As someone said on the Letters Pages, this makes the hitherto morally superior X - fearlessly, I identify them as the SNP - look as bad as Y, the party that no one expects to act in a principled manner. That would be - all together now - Labour. Correct. (The Z's are the Tories, the party that would end everything).

It all seems a million miles away from the joy and fervour of the independence referendum, when for a brief moment politics became real rather than realpolitik. Now, business as usual has resumed, with the suits running the show.

Is there a Holyrood bubble? I spent about 10 years in the place, or at least there and its predecessor on the Mound, and would say that, to a degree, there is. It's inevitable really.

Your own workplace will be a bubble for you, as will be your family. We bob about from bubble to bubble, so you can't expect Holyrood to be immune. And it is Suitworld Supreme.

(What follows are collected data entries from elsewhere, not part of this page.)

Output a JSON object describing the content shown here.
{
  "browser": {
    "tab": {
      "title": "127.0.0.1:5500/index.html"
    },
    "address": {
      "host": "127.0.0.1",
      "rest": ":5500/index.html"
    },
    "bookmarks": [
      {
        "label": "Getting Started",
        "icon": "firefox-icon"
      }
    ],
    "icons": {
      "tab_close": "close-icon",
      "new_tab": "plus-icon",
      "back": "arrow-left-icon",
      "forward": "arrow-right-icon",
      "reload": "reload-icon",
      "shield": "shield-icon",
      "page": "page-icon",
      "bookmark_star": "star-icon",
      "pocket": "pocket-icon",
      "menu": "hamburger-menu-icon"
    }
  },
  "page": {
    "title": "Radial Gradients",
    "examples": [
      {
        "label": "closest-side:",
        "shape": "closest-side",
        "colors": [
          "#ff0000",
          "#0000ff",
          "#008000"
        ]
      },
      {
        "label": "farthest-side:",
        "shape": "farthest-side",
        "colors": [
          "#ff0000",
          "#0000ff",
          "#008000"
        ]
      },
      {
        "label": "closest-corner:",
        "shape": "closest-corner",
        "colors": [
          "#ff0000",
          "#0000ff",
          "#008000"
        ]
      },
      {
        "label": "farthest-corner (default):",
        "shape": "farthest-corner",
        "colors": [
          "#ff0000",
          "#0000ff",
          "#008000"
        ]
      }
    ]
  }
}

Those associated with power - principally the legal establishment and the media - dress similarly, at least in the case of the latter when they are out hobnobbing. It's not a big deal, but it symbolises a different world, one that is effectively a cut above.

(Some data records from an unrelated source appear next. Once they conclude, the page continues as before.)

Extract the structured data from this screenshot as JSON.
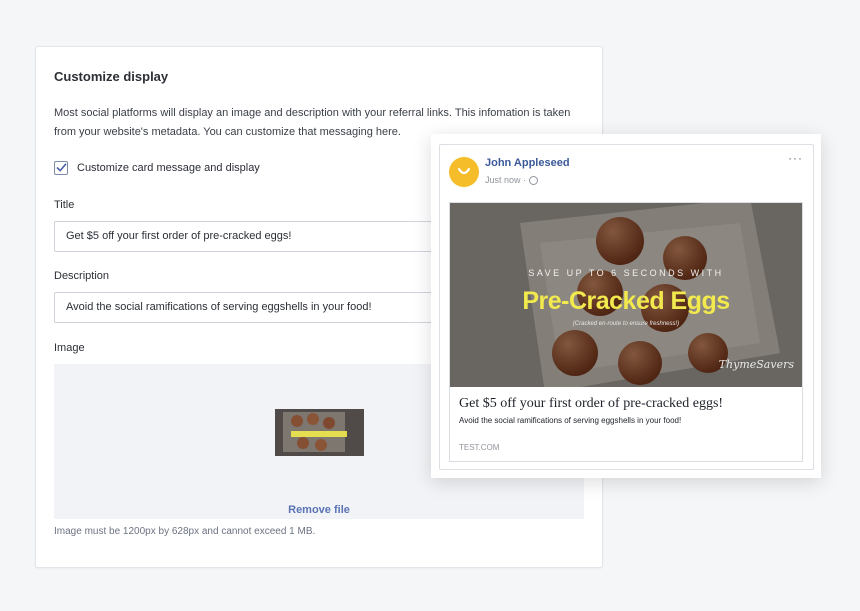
{
  "settings": {
    "title": "Customize display",
    "description": "Most social platforms will display an image and description with your referral links. This infomation is taken from your website's metadata. You can customize that messaging here.",
    "checkbox_label": "Customize card message and display",
    "checkbox_checked": true,
    "title_label": "Title",
    "title_value": "Get $5 off your first order of pre-cracked eggs!",
    "description_label": "Description",
    "description_value": "Avoid the social ramifications of serving eggshells in your food!",
    "image_label": "Image",
    "remove_label": "Remove file",
    "image_hint": "Image must be 1200px by 628px and cannot exceed 1 MB."
  },
  "preview": {
    "author": "John Appleseed",
    "timestamp": "Just now ·",
    "menu_icon": "more-icon",
    "image_subtitle": "SAVE UP TO 6 SECONDS WITH",
    "image_headline": "Pre-Cracked Eggs",
    "image_caption": "(Cracked en-route to ensure freshness!)",
    "image_brand": "ThymeSavers",
    "link_title": "Get $5 off your first order of pre-cracked eggs!",
    "link_description": "Avoid the social ramifications of serving eggshells in your food!",
    "link_domain": "TEST.COM"
  },
  "colors": {
    "accent": "#5b73b5",
    "facebook_blue": "#3b5998",
    "avatar_yellow": "#f6bd2a",
    "headline_yellow": "#f2e94e"
  }
}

There is a place for the suits, I think, and it isn't necessarily the dustbin of history. Norway's suits performed a valuable leadership role after the Breivik atrocities and, while it's early days, those in France appear to be doing fairly well after the Charlie Hebdo attack. Even George Bush, wars aside, did all right after 9/11.

But back in Britland, I can't help feeling, in the wake of the referendum, that something has been lost already, and that Liverpool Joe's point about a Westminster bubble is even worse for us, being that bit further away from it.

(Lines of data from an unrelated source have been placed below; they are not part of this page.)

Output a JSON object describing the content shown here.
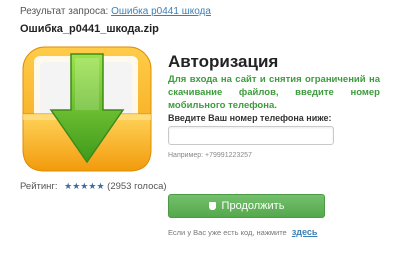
{
  "search": {
    "prefix": "Результат запроса:",
    "query_link": "Ошибка p0441 шкода"
  },
  "file": {
    "name": "Ошибка_p0441_шкода.zip"
  },
  "rating": {
    "label": "Рейтинг:",
    "stars": "★★★★★",
    "votes": "(2953 голоса)",
    "value": 5
  },
  "auth": {
    "title": "Авторизация",
    "description": "Для входа на сайт и снятия ограничений на скачивание файлов, введите номер мобильного телефона.",
    "phone_label": "Введите Ваш номер телефона ниже:",
    "phone_value": "",
    "example": "Например: +79991223257",
    "continue_label": "Продолжить",
    "code_note": "Если у Вас уже есть код, нажмите",
    "code_link": "здесь"
  },
  "colors": {
    "folder": "#f6a417",
    "arrow": "#5cb82a",
    "button": "#5bae52",
    "link": "#3a7fb8",
    "desc_green": "#3d9c3d"
  },
  "icons": {
    "download": "download-folder-icon",
    "button": "lock-icon"
  }
}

According to The Guardian, Mr Anderson warned Mr Miliband that he was in danger of being "caught up in getting advised by people who have got no life experience rather than by people who understand what it's like in the world". Good heavens, Ed's being advised by Jim Murphy?

I assume that, being Labour, Liverpool's mayor isn't talking about getting in business people. Right-wing sorts often get animated about putting these in parliament because they know how to run things and turn a profit.

Not on my watch, matey. You only have to watch The Apprentice to realise that, quite often, business people are not very bright. Apart from that, they'd run the country on a shoestring - how novel - and drive wages down even lower than they are already.

You might think they'd make parliament more austere, but that's hardly likely as they don't go in for austerity themselves. Something of the bubbly, otherworldly nature of the House of Commons appeared on a notice at the Debate canteen this week. It read: "Due to circumstances beyond our control we are unable to open the ice cream freezer. The locksmith has been notified and is working to rectify the problem.

"Should you require ice cream please ask a member of the Debate staff who will be happy to help."

I'm surprised the Prime Minister didn't summon an emergency meeting of Cobra. Perhaps your businessman in parliament would shut the ice cream freezer down - but only for those below a certain pay grade.

No, I'd rather the country were run by cool people knowledgeable about literature and, preferably, fluent in Latin and ancient Greek.

Marcus Terentius Varro believed that man is a bubble (homo bulla), meaning he was fragile and transient. From the outside, sometimes democracy feels like that. But, inside the bubble, its denizens feel safe and secure for ever.